Rosemary stared blankly ahead, her face enveloped in softness. She had been doing this for about an hour, pressing a hand to her chest. Even when Agnes had begun to coax her to her bedroom, to as least get her rest, the vampire had not spoken, gliding merrily along like a ballerina across a stage.
They had just reached the cloister, its moon-touched flowers shimmering in the dark, when Rosemary paused. Perhaps, Agnes thought, she had finally come to her senses. Perhaps she was going to yell now, or tap into some ancient, vampiric rage.
Instead, her smile remained, as eerie as an empty city street in the night.
Agnes shook off her malaise as best she could. “What is it? How are you so happy?”
“You hurt me,” Rosemary repeated.
“I don’t understand,” Agnes said. “You ought to be angry. And I was... out of line, for a servant.”
She might have jeopardized the whole mission, alienating Rosemary with her true thoughts. Even as she already had come so close to learning so much.
“You spoke to me,” Rosemary said, in that odd, soft tone. “You were not kind. You know nothing about me, and yet you told me exactly who I was. And... you held me.”
Agnes glanced down at her palm. Rosemary had been colder than frost. Had contact really meant so much?
“I only did what a servant ought to.”
Here, Rosemary’s thick brows furrowed. “No. No you did not. A servant would not yell. A servant would do what I ask.”
“And because I... overstepped, it made you happy?”

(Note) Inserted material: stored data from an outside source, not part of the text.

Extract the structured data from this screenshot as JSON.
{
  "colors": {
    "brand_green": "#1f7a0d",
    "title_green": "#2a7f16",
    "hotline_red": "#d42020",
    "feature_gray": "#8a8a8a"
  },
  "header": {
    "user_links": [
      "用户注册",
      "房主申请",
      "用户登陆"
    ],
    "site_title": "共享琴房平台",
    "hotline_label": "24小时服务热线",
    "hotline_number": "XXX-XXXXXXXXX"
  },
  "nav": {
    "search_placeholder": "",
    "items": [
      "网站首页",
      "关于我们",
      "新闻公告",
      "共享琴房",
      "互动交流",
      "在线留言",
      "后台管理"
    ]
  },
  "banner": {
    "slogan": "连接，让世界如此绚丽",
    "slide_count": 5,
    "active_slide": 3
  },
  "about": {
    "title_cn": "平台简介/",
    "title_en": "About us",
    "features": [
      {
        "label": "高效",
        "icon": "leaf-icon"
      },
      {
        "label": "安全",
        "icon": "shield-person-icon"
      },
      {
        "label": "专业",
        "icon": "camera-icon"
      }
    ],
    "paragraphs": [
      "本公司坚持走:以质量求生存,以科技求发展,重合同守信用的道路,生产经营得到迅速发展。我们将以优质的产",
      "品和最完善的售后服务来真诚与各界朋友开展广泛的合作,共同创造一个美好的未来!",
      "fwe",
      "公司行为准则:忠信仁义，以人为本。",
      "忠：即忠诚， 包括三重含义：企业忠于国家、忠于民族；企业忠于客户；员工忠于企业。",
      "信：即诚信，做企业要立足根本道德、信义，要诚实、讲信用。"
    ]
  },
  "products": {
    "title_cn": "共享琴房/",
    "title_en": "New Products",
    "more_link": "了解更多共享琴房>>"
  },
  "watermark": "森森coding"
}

“I suppose, that must be the case. Though I am not yet certain what happiness feels like. I will let you know when I figure it out.” And her she smiled again, and the red of her eyes was as warm as a hearth. “But for now, I have felt something at all. It makes me feel... it makes me feel like I must move. Or speak. Like there is something within me that must escape. Agnes, I want to dance. Won’t you dance with me?”
Rosemary lifted a pale hand. Agnes stared down at it.
It seemed that Rosemary... liked it, when Agnes pushed her, and when Agnes was close. Here, outstretched, was an easy path to gaining her trust. Was Lady Rosemary truly such a lonely creature, that she would reach out to the peasant meant to follow her around? To dress her in clothing? To style her hair?
Agnes took the open hand. Here, she thought with a sense of finality and calm, was the key to saving her home. Yet something in her own heart sped at the touch of cool, smooth skin.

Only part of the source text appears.